Libreria di probe di debug SWD per core RISC-V RP2350. Fornisce halt/resume/step, accesso a registri e memoria, esecuzione di codice e tracciamento delle istruzioni su due fili GPIO utilizzando il bit-banging PIO.
Sonda di debug SWD per core RISC-V (Hazard3) RP2350. Una Pico2 esegue il debug di un'altra tramite due fili GPIO.
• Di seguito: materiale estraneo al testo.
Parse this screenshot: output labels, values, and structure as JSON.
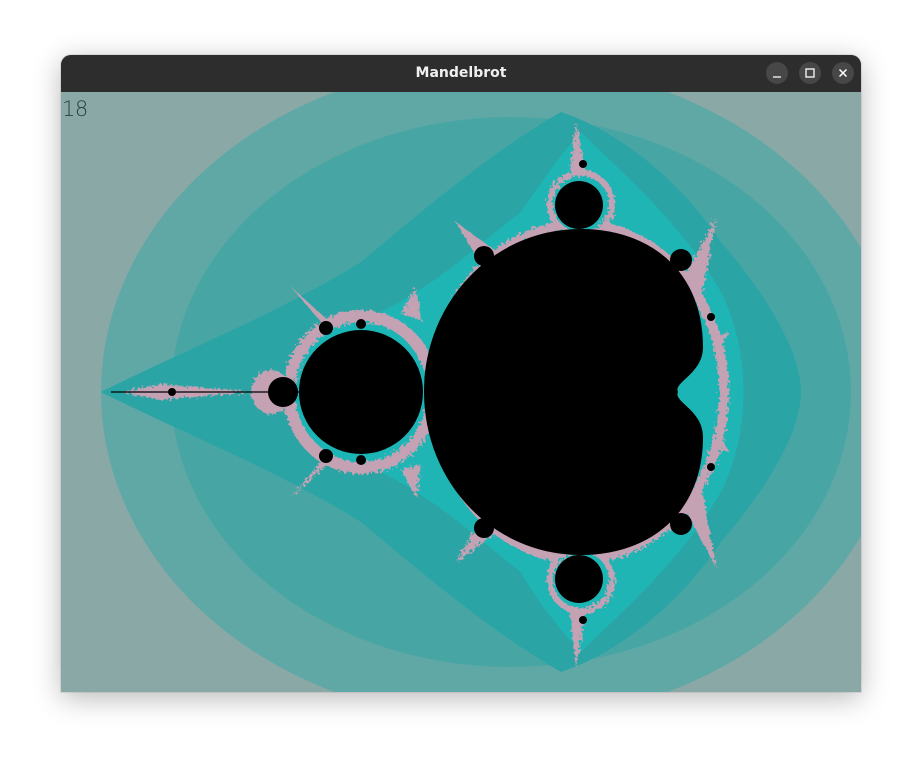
{
  "window": {
    "title": "Mandelbrot",
    "controls": {
      "minimize": "minimize-icon",
      "maximize": "maximize-icon",
      "close": "close-icon"
    }
  },
  "canvas": {
    "iteration_label": "18",
    "colors": {
      "background_outer": "#8aa8a6",
      "teal_band": "#5fa8a6",
      "teal_mid": "#47a6a4",
      "teal_inner": "#2aa4a4",
      "cyan_edge": "#1fb5b5",
      "pink_edge": "#c4a2b4",
      "set_interior": "#000000"
    }
  }
}
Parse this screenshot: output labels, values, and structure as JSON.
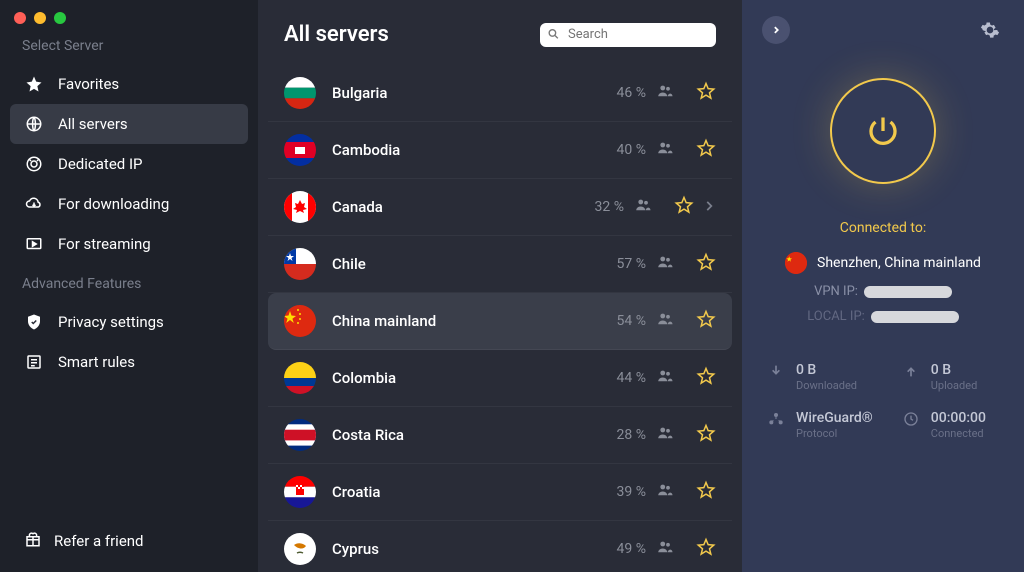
{
  "sidebar": {
    "section_label": "Select Server",
    "items": [
      {
        "label": "Favorites",
        "icon": "star"
      },
      {
        "label": "All servers",
        "icon": "globe",
        "active": true
      },
      {
        "label": "Dedicated IP",
        "icon": "dedicated"
      },
      {
        "label": "For downloading",
        "icon": "cloud-down"
      },
      {
        "label": "For streaming",
        "icon": "play"
      }
    ],
    "advanced_label": "Advanced Features",
    "advanced_items": [
      {
        "label": "Privacy settings",
        "icon": "shield"
      },
      {
        "label": "Smart rules",
        "icon": "rules"
      }
    ],
    "refer_label": "Refer a friend"
  },
  "main": {
    "title": "All servers",
    "search_placeholder": "Search",
    "servers": [
      {
        "name": "Bulgaria",
        "load": "46 %",
        "flag": "bg"
      },
      {
        "name": "Cambodia",
        "load": "40 %",
        "flag": "kh"
      },
      {
        "name": "Canada",
        "load": "32 %",
        "flag": "ca",
        "expandable": true
      },
      {
        "name": "Chile",
        "load": "57 %",
        "flag": "cl"
      },
      {
        "name": "China mainland",
        "load": "54 %",
        "flag": "cn",
        "selected": true
      },
      {
        "name": "Colombia",
        "load": "44 %",
        "flag": "co"
      },
      {
        "name": "Costa Rica",
        "load": "28 %",
        "flag": "cr"
      },
      {
        "name": "Croatia",
        "load": "39 %",
        "flag": "hr"
      },
      {
        "name": "Cyprus",
        "load": "49 %",
        "flag": "cy"
      }
    ]
  },
  "panel": {
    "connected_label": "Connected to:",
    "location": "Shenzhen, China mainland",
    "vpn_ip_label": "VPN IP:",
    "local_ip_label": "LOCAL IP:",
    "download_val": "0 B",
    "download_sub": "Downloaded",
    "upload_val": "0 B",
    "upload_sub": "Uploaded",
    "protocol_val": "WireGuard®",
    "protocol_sub": "Protocol",
    "time_val": "00:00:00",
    "time_sub": "Connected"
  }
}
Circa l'80% del codice è stato fatto con vibe coding; Il readme è quasi completamente generato (tranne l'intera sezione del vibe-code-warning). Ho passato molte notti con l'oscilloscopio e la documentazione e ho realizzato un prototipo funzionante in grado di fare sba/read/write regs e comandi astratti e progbuf, il resto è stato fatto con claude code. I test sono una suite di test completa e uso il nucleo della libreria nei miei progetti, ma, come si dice, "hic sunt dracones". Ho anche letto il readme e il codice non sembrava avere nulla di sbagliato (e ho rimosso le parti errate/poco chiare).
Questo progetto è stato il mio caso di studio di vibecoding di un progetto più complesso che non capisco al 100% e per il quale non esiste codice esistente ovvio che possa essere "usato". È iniziato come ~1000 righe di codice che avevo scritto e conoscevo molto bene, leggendo la documentazione su rp2350, arm swd e riscv debug, catturando dati con oscilloscopio e openocd, poi decodificandoli e analizzando la sequenza di wakeup e poi i comandi read/write. Dopo averlo fatto funzionare l'ho dato a claude per trasformarlo in una libreria da usare in altri progetti, e poi l'ho costruito lentamente.
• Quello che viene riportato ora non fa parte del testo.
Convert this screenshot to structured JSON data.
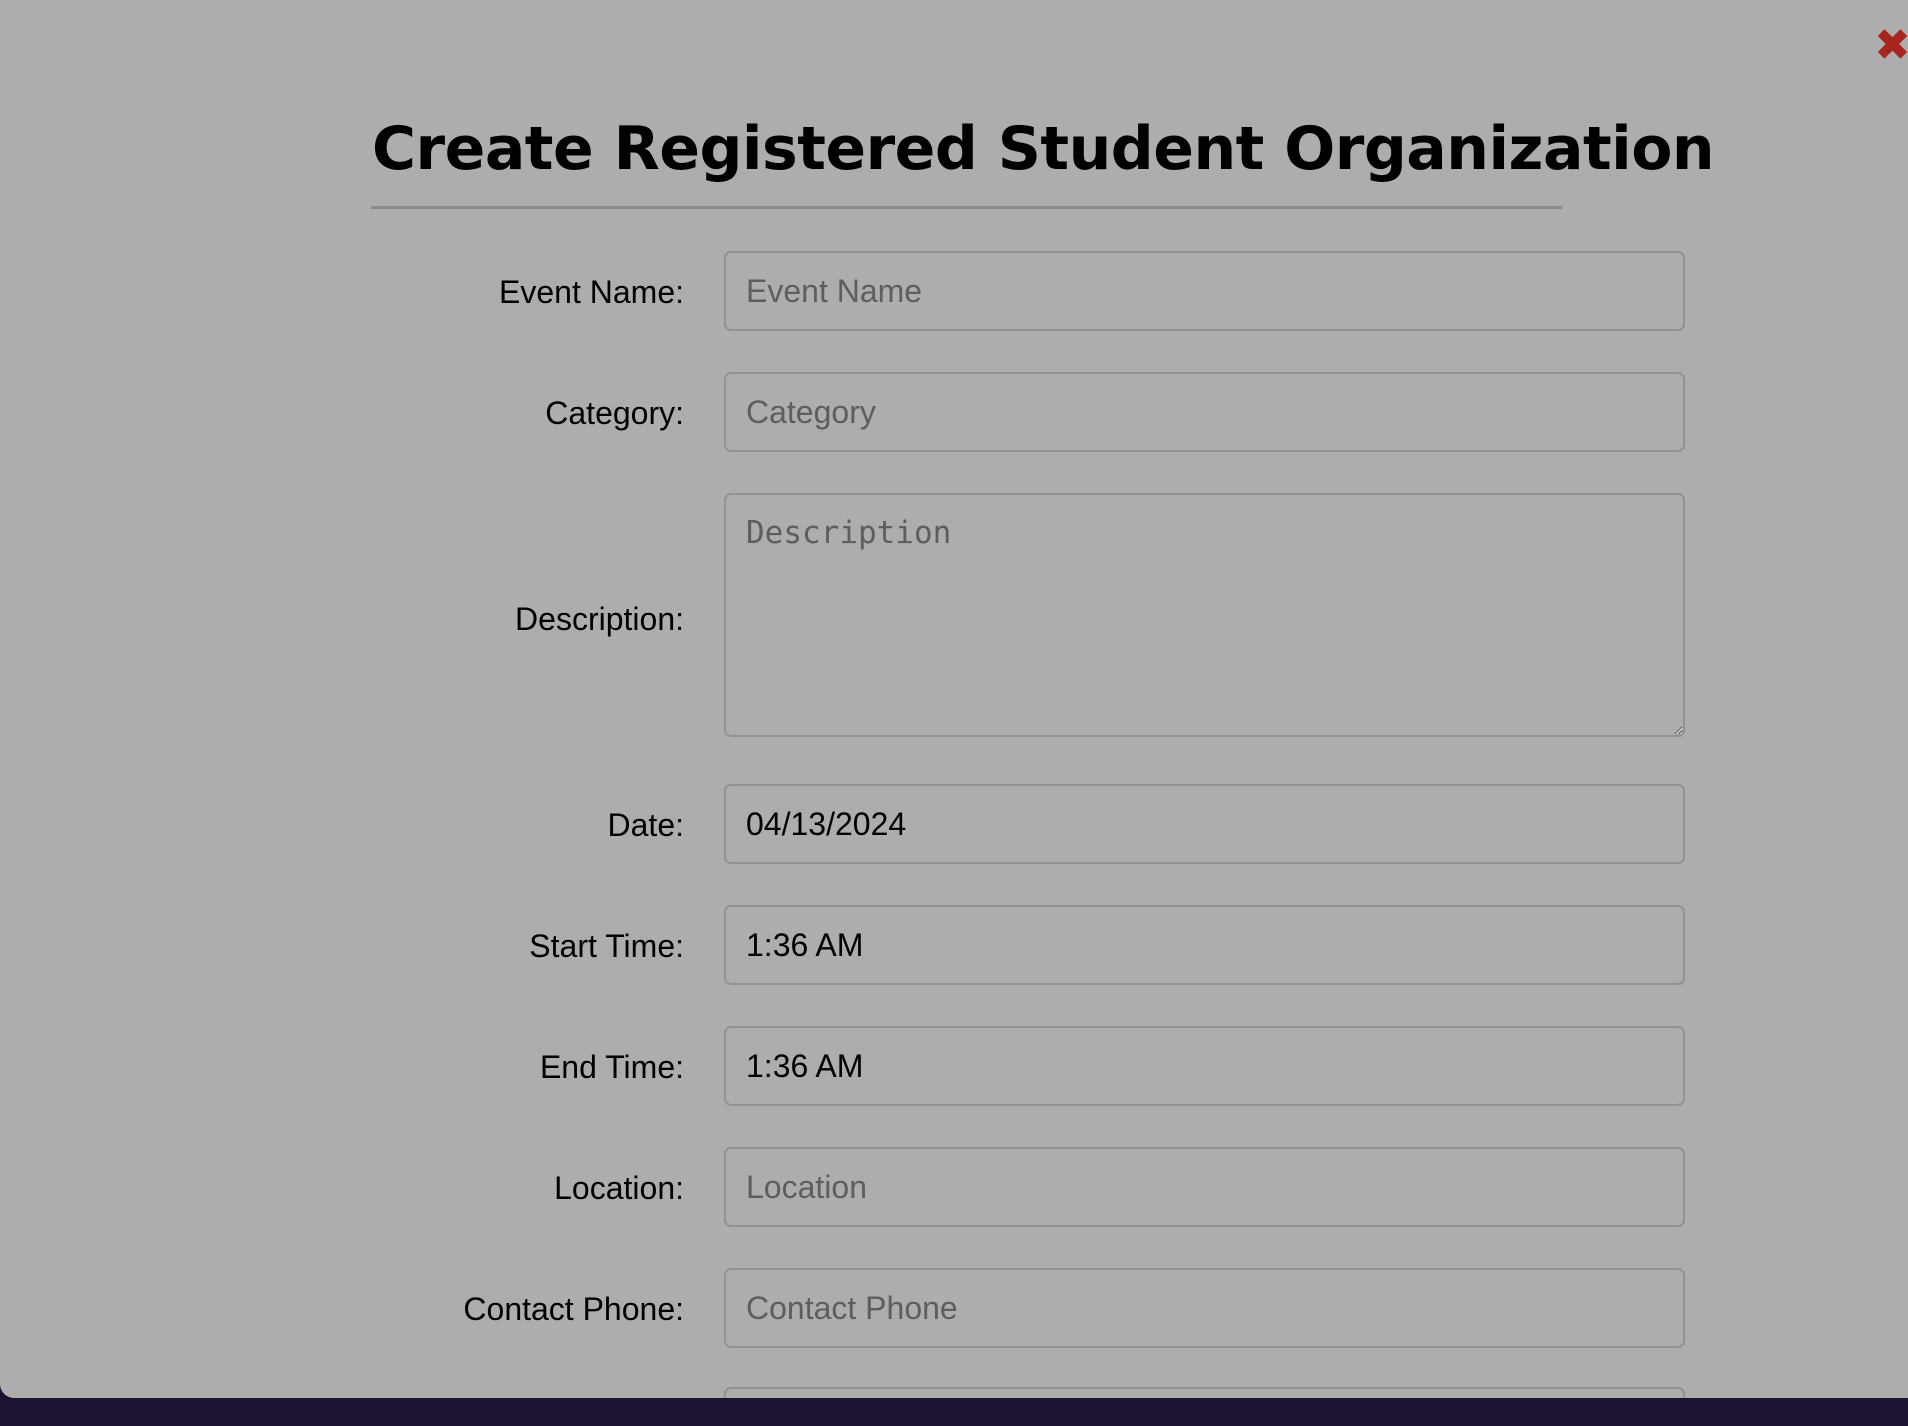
{
  "modal": {
    "title": "Create Registered Student Organization",
    "close_icon": "close-icon",
    "close_glyph": "✖",
    "accent_close": "#a8241f"
  },
  "form": {
    "event_name": {
      "label": "Event Name:",
      "placeholder": "Event Name",
      "value": ""
    },
    "category": {
      "label": "Category:",
      "placeholder": "Category",
      "value": ""
    },
    "description": {
      "label": "Description:",
      "placeholder": "Description",
      "value": ""
    },
    "date": {
      "label": "Date:",
      "placeholder": "",
      "value": "04/13/2024"
    },
    "start_time": {
      "label": "Start Time:",
      "placeholder": "",
      "value": "1:36 AM"
    },
    "end_time": {
      "label": "End Time:",
      "placeholder": "",
      "value": "1:36 AM"
    },
    "location": {
      "label": "Location:",
      "placeholder": "Location",
      "value": ""
    },
    "contact_phone": {
      "label": "Contact Phone:",
      "placeholder": "Contact Phone",
      "value": ""
    }
  }
}
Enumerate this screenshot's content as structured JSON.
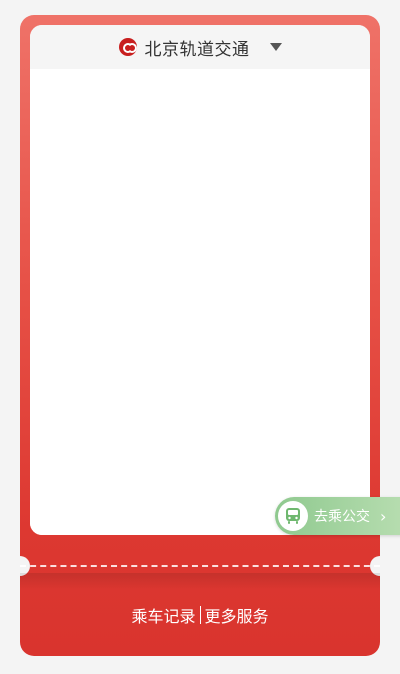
{
  "header": {
    "operator_name": "北京轨道交通",
    "logo_icon": "beijing-subway-logo",
    "dropdown_icon": "caret-down-icon"
  },
  "bottom": {
    "ride_records": "乘车记录",
    "separator": "|",
    "more_services": "更多服务"
  },
  "bus_pill": {
    "label": "去乘公交",
    "icon": "bus-icon",
    "chevron": "›"
  },
  "colors": {
    "ticket_red_top": "#ef7268",
    "ticket_red_bottom": "#d9342e",
    "bus_green": "#8fc98f",
    "page_bg": "#f4f4f4"
  }
}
Dopo circa 3-4k righe di codice ho perso completamente il filo di ciò che stava succedendo, e non considererei più questo codice come scritto da me, ma aggiungere sempre più test sembrava "bello", o almeno rassicurante.
C'è stato un po' di gaslighting, in particolare quando ha frainteso dap_read_mem32 pensando che leggesse dalla RAM e non dal protocollo MEM-AP TAR/DRW/RDBUFF, il che ha portato a un'incredibile quantità di assurdità.
In generale direi che è stata un'esperienza orribile, anche se ci sono volute 10 ore per scrivere quasi 10000 righe di codice, non considero questo mio progetto, e non provo alcun senso di realizzazione o crescita.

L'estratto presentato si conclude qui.